STUDIES ON LINEARTY AND ASSAY USING RP-HPLC AND UV-VISIBLE SPECTROSCOPY FOR THE DRUGS OXCARBAZEPINE AND PIOGLITAZONE BEFORE AND AFTER EXPIRY PERIOD

The standard for stability and quality of drugs for approval of marketing, are assured by testing and systematic evaluation using different analytical techniques. The drugs are tested in pharma analytical lab involving analysts associated spectra, chromatogram etc , and the results are analyzed leading to fixation of expiry dates. Once the drug crosses its expiry period, its potency is lost and it deteriorates, not only decreasing in therapeutic activity but also turning to be toxic.  In the present investigation RP-HPLC and UV-Visible spectroscopic methods are employed for estimation of drugs oxcarbazepine and pioglitazone in tablet dosage form before expiry period and 10-12 months after its expiry. Chromatography was carried out on a C-18 column using a mobile phase of 0.05M KH₂PO₄ and 0.5 ml Triethylamine buffer solution: methanol: acetonitrile (60:20:20 v/v) for oxcarbazepine. The flow rate was 1ml/min with detection at 254nm. For pioglitazone a mobile phase of 0.02 M  KH₂PO₄ buffer: acetonitrile (50:50v/v) was used.
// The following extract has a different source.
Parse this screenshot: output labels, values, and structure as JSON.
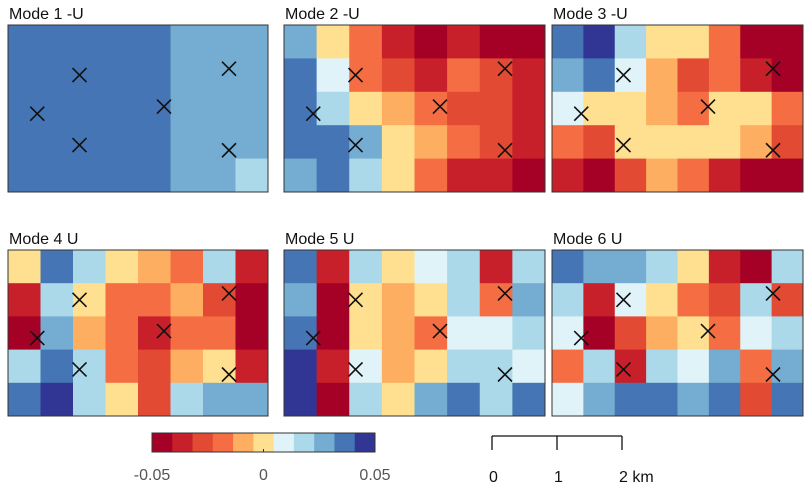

The flow rate was 2ml/min with detection at 270nm.The calibration curves obtained using HPLC method was linear in the range 160 – 240μgml^-1 for oxcarbazepine and 170-280 μgml^-1 for pioglitazone. The calibration curves obtained using UV-Visible spectroscopy was linear in the range 10-30 μgml^-1 for oxcarbazepine and 10-34 μgml^-1 for pioglitazone.  Assays of oxcarbazepine found using HPLC technique before expiry was 152.05mg/tablet and after expiry were 138.50mg/tablet. For pioglitazone, before expiry it was 30.85mg/tablet and after expiry 27.60mg/tablet. This was substantiated using UV-Visible spectroscopy.